Finalmente el sabio lo atendió y se dirigió a un río que por allí
corría. Entro en el agua llevando al joven de la mano. Cuando alcanzaron
cierta profundidad, el sabio se apoyó en los hombros del joven y lo
sumergió en el agua, a pesar de sus esfuerzos para desasirse de él. Al
fin lo dejó salir, y cuando el joven hubo recuperado el aliento, el
sabio interrogó:
-
Hijo mío, cuando estabas bajo el agua, ¿ que era lo que más deseabas?
Sin
vacilar contestó el joven : aire, quería aire.
-
¿No hubieras preferido mejor riquezas, laceres, poderes o amor? ¿ No
pensaste en ninguna de esas cosas?
- No
señor, deseaba aire y solo pensaba en el aire que me faltaba - fue la
inmediata respuesta.
-
Entonces - dijo el sabio - , para convertirte en un sabio debes desear
la sabiduría con la misma intensidad conque deseabas el aire. Debes
luchar por ella y excluir todo otro fin de tu vida. Debe ser tu sola y
única aspiración, día y noche. Si buscas la sabiduría con ese fervor,
seguramente te convertirás en un sabio.
Este
es el primer requisito fundamental que todo aspirante al conocimiento
oculto debe poseer: un deseo ardiente, una sed abrazadora de
conocimiento oculto; pero debe ser con un deseo intenso de ayudar a la
humanidad, un olvido completo de sí mismo para trabajar para los demás.

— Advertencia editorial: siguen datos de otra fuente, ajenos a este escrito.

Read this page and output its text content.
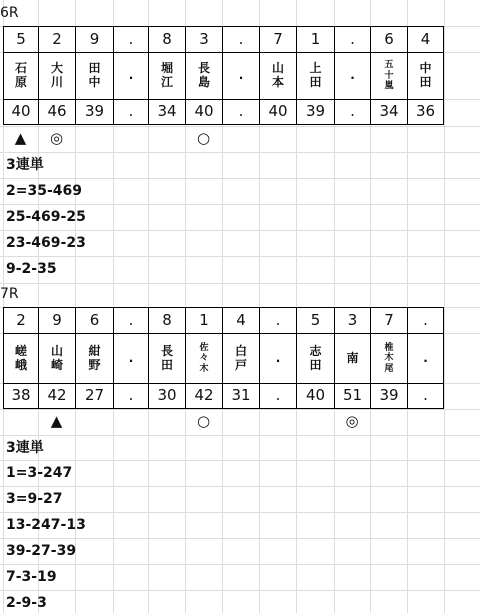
6R
5
石
原
40
▲
2
大
川
46
◎
9
田
中
39
.
.
.
8
堀
江
34
3
長
島
40
○
.
.
.
7
山
本
40
1
上
田
39
.
.
.
6
五
十
嵐
34
4
中
田
36
3連単
2=35-469
25-469-25
23-469-23
9-2-35
7R
2
嵯
峨
38
9
山
崎
42
▲
6
紺
野
27
.
.
.
8
長
田
30
1
佐
々
木
42
○
4
白
戸
31
.
.
.
5
志
田
40
3
南
51
◎
7
椎
木
尾
39
.
.
.
3連単
1=3-247
3=9-27
13-247-13
39-27-39
7-3-19
2-9-3
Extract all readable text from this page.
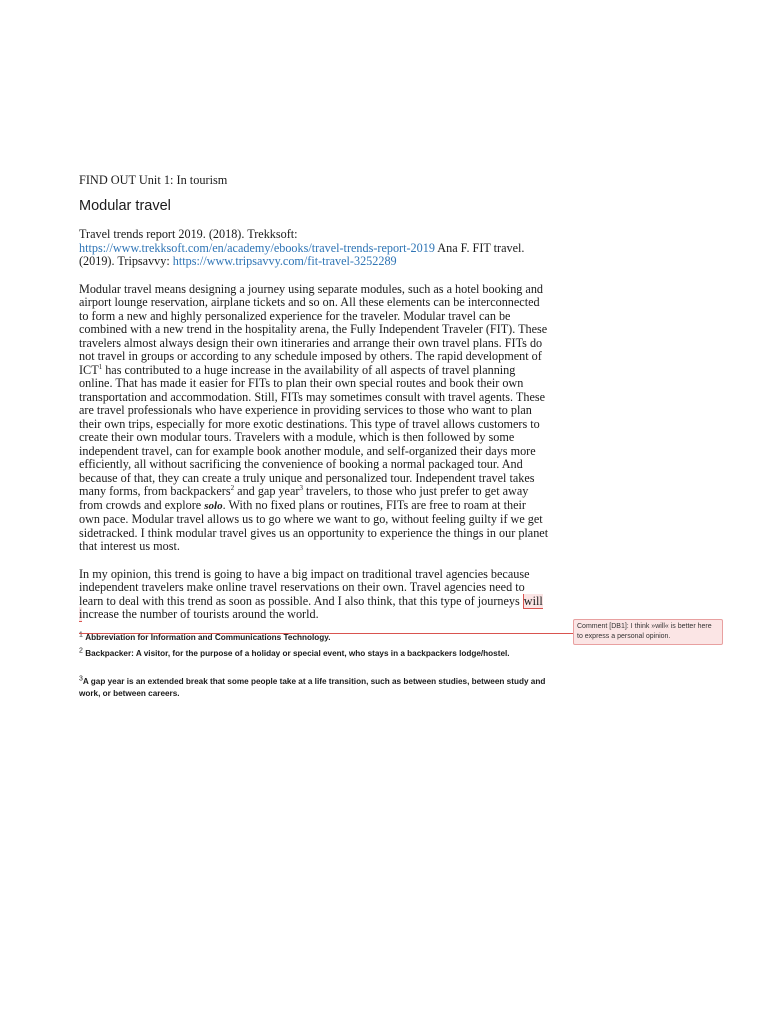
FIND OUT Unit 1: In tourism
Modular travel

Travel trends report 2019. (2018). Trekksoft: https://www.trekksoft.com/en/academy/ebooks/travel-trends-report-2019 Ana F. FIT travel. (2019). Tripsavvy: https://www.tripsavvy.com/fit-travel-3252289

Modular travel means designing a journey using separate modules, such as a hotel booking and airport lounge reservation, airplane tickets and so on. All these elements can be interconnected to form a new and highly personalized experience for the traveler. Modular travel can be combined with a new trend in the hospitality arena, the Fully Independent Traveler (FIT). These travelers almost always design their own itineraries and arrange their own travel plans. FITs do not travel in groups or according to any schedule imposed by others. The rapid development of ICT$^1$ has contributed to a huge increase in the availability of all aspects of travel planning online. That has made it easier for FITs to plan their own special routes and book their own transportation and accommodation. Still, FITs may sometimes consult with travel agents. These are travel professionals who have experience in providing services to those who want to plan their own trips, especially for more exotic destinations. This type of travel allows customers to create their own modular tours. Travelers with a module, which is then followed by some independent travel, can for example book another module, and self-organized their days more efficiently, all without sacrificing the convenience of booking a normal packaged tour. And because of that, they can create a truly unique and personalized tour. Independent travel takes many forms, from backpackers$^2$ and gap year$^3$ travelers, to those who just prefer to get away from crowds and explore solo. With no fixed plans or routines, FITs are free to roam at their own pace. Modular travel allows us to go where we want to go, without feeling guilty if we get sidetracked. I think modular travel gives us an opportunity to experience the things in our planet that interest us most.

In my opinion, this trend is going to have a big impact on traditional travel agencies because independent travelers make online travel reservations on their own. Travel agencies need to learn to deal with this trend as soon as possible. And I also think, that this type of journeys will increase the number of tourists around the world.

$^1$ Abbreviation for Information and Communications Technology.
$^2$ Backpacker: A visitor, for the purpose of a holiday or special event, who stays in a backpackers lodge/hostel.
$^3$A gap year is an extended break that some people take at a life transition, such as between studies, between study and work, or between careers.
Comment [DB1]: I think »will« is better here to express a personal opinion.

A menos de ser impulsado por tal motivo, el estudio del ocultismo es
peligroso.
Si
no se poseen estas cualidades, especialmente la última, en parte por lo
menos, cualquier tentativa para seguir el arduo sendero del ocultismo es
peligrosa. Otro requisito para poder aspirar al conocimiento directo es
el estudio del ocultismo indirectamente o de segunda mano. Para la
investigación directa son necesarios ciertos poderes ocultos que
permiten estudiar los asuntos relacionados con los estados prenatal y
post mortem del hombre; pero nadie debe desesperar de adquirir tal
conocimiento directo sobre esos asuntos, porque esos poderes ocultos no
se los haya desarrollado todavía. Así como un hombre puede conocer el
Africa, bien yendo allí personalmente, o bien leyendo las descripciones
hechas por los viajeros que han estado en ella, así también uno puede
visitar los reinos suprafísicos si es que ya está calificado para ello,
o bien puede estudiar lo que otros que ya se calificaron a sí mismos,
dicen como resultado de sus investigaciones .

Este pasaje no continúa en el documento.